Barriere coralline: tra crisi climatica e sicurezza alimentare

Con il riscaldamento globale rischiamo di perdere ecosistemi che potrebbero sfamare milioni di persone attraverso la pesca sostenibile

Quando ordiniamo un piatto di pesce al ristorante, raramente pensiamo alle barriere coralline. Eppure questi ecosistemi, che molti di noi hanno visto solo in documentario o durante qualche vacanza tropicale, sono direttamente collegati a ciò che finisce nei nostri piatti. E oggi si trovano a un bivio: da una parte potrebbero diventare una risorsa alimentare cruciale per milioni di persone, dall’altra rischiano di scomparire entro pochi decenni.
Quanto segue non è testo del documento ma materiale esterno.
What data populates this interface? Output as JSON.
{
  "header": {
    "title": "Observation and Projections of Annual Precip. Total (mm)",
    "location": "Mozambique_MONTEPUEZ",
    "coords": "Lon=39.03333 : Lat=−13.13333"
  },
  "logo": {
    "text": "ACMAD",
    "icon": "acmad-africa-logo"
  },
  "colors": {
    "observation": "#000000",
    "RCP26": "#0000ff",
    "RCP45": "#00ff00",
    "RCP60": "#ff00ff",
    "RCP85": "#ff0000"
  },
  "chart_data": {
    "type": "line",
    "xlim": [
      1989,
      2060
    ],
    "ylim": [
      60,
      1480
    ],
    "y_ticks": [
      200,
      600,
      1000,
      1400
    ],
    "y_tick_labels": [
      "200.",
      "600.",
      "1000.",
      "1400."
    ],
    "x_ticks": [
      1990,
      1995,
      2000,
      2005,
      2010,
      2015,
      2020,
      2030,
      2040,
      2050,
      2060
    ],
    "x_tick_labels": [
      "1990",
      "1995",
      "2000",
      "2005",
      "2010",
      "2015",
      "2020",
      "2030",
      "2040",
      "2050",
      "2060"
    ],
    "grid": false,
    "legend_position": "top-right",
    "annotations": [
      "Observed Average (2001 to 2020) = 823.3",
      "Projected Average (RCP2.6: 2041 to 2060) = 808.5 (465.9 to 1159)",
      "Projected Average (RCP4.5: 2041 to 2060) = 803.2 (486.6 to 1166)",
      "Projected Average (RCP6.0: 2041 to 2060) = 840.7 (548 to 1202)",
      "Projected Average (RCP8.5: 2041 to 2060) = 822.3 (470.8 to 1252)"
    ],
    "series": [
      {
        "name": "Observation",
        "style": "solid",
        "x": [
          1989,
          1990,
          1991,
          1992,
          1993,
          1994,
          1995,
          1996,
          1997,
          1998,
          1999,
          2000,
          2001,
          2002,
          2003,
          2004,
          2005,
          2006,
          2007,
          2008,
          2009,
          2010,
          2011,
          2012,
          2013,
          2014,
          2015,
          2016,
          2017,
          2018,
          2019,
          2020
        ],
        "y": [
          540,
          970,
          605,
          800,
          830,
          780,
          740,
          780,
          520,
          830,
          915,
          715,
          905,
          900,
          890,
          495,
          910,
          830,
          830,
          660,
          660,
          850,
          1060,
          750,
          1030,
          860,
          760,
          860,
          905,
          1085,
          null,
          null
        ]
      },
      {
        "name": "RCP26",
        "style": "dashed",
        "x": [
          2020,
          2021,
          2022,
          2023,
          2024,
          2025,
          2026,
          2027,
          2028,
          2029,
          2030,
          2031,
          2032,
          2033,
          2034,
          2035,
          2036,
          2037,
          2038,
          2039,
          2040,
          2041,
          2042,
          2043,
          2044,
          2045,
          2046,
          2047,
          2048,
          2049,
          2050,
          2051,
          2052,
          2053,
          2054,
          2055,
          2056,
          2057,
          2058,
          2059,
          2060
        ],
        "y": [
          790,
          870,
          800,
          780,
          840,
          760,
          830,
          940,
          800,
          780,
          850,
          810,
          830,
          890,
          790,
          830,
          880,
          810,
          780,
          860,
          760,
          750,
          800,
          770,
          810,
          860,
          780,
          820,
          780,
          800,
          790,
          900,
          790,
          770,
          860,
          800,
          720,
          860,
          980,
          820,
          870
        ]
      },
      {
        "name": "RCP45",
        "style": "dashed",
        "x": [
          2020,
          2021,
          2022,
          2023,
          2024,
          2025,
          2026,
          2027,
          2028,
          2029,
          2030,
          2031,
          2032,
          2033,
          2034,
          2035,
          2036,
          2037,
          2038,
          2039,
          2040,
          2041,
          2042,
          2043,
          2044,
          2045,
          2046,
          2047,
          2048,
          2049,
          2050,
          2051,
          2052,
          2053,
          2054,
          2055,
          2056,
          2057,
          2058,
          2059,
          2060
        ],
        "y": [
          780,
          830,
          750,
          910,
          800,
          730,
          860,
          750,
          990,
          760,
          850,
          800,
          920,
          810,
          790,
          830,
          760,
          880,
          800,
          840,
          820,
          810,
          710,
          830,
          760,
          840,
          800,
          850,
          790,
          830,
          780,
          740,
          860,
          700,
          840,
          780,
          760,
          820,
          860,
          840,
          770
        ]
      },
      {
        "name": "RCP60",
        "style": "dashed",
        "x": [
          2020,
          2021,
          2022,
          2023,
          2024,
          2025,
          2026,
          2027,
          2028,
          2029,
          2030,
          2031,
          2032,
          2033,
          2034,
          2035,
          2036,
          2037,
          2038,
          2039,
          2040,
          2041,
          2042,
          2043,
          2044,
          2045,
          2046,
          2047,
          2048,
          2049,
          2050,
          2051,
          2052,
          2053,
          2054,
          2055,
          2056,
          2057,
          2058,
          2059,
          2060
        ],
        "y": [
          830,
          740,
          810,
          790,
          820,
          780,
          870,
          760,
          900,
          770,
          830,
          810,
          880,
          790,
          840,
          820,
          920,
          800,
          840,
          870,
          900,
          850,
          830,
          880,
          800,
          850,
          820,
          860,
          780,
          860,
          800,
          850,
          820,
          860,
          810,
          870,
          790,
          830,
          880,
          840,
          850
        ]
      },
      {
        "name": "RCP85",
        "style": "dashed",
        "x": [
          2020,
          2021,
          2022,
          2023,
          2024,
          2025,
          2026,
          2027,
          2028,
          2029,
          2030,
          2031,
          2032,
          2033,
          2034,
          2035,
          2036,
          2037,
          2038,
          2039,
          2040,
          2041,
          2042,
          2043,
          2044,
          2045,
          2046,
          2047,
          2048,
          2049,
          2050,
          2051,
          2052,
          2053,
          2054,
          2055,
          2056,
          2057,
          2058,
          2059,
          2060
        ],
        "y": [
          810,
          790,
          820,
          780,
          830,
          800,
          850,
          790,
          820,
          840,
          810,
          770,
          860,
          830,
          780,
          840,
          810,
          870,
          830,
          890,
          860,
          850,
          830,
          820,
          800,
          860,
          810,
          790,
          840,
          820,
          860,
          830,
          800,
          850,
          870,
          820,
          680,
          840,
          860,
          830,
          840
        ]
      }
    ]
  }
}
Il paradosso: un tesoro affamato

Uno studio appena pubblicato sulla rivista PNAS dagli scienziati dello Smithsonian Tropical Research Institute di Panama porta numeri che fanno riflettere. Se permettessimo alle popolazioni di pesci che vivono nelle barriere coralline di riprendersi dalla pesca eccessiva, potremmo aumentare la resa ittica sostenibile di quasi il 50%. Tradotto in termini concreti: da 20.000 a 162 milioni di porzioni aggiuntive all’anno. Abbastanza per garantire la dose raccomandata di pesce (230 grammi a settimana) a diversi milioni di persone.

Il dato più significativo è che i maggiori benefici si avrebbero proprio dove serve di più: in Africa e nel Sud-est asiatico, regioni dove fame e carenze nutrizionali sono ancora una realtà quotidiana. L’Indonesia, per esempio, è il paese con il potenziale più alto.

Barriera corallina
Le barriere coralline sono ricche di pesci 

Il conto alla rovescia

Ma c’è un problema. Mentre discutiamo di come ripopolare i pesci, le barriere coralline stesse stanno morendo. Una ricerca pubblicata su Nature da un team dell’Università di Exeter ha analizzato 400 siti nell’Atlantico occidentale, tra Florida, Messico e Bonaire. I risultati non lasciano spazio a interpretazioni ottimistiche: se il riscaldamento globale raggiungerà i 2°C rispetto ai livelli preindustriali, oltre il 70% delle barriere coralline della regione smetterà di crescere entro il 2040. Entro il 2100, sarà il 99%.

Non solo smetteranno di crescere: molte inizieranno a erodersi. E mentre le barriere si sgretolano, il livello del mare continuerà a salire. Si stima che entro fine secolo l’acqua sarà più profonda di 0,7-1,2 metri. Le barriere non riusciranno a tenere il passo.

Cosa sta succedendo sott’acqua

Il meccanismo è più complesso di quanto sembri. Non è solo questione di coralli che muoiono per il caldo. Le alte temperature provocano lo sbiancamento, le epidemie si diffondono più facilmente, la composizione delle barriere cambia. Le specie chiave, quelle che garantiscono la struttura e la crescita dell’ecosistema, stanno scomparendo. E con loro, anche i pesci.

Come spiega Lorenzo Alvarez-Filip dell’Universidad Nacional Autonoma de México, stiamo assistendo a un declino sia nell’abbondanza che nella diversità dei coralli. Le conseguenze non sono solo ecologiche: sono socioeconomiche.

La strada (stretta) verso il recupero

Ripopolare le popolazioni ittiche nelle barriere coralline non è impossibile, ma richiede tempo e gestione rigorosa. I ricercatori stimano che potrebbero servire dai sei ai 50 anni, a seconda dello stato attuale delle riserve e delle misure di protezione adottate.

Per i paesi più poveri, questo significa affrontare una sfida doppia: limitare la pesca proprio quando le comunità costiere dipendono dal mare per sopravvivere, e nel frattempo trovare fonti alternative di reddito. Serve supporto internazionale, servono strategie specifiche per ogni territorio, serve un equilibrio delicato tra conservazione e necessità umane immediate.

Cosa possiamo fare noi

La domanda che molti si pongono è: cosa c’entra tutto questo con me, consumatore che vive a migliaia di chilometri dalle barriere coralline? C’entra, eccome. Le nostre scelte contano: privilegiare pesce da pesca sostenibile, informarsi sulla provenienza, ridurre gli sprechi. Ma soprattutto, capire che il piatto che abbiamo davanti è collegato a un sistema molto più grande e fragile di quanto immaginiamo.

Le barriere coralline sono a un bivio. Possiamo lasciarle morire nei prossimi 15-20 anni, oppure possiamo gestirle in modo da trasformarle in una risorsa alimentare per milioni di persone. La finestra temporale è stretta, e il tempo per scegliere sta per scadere.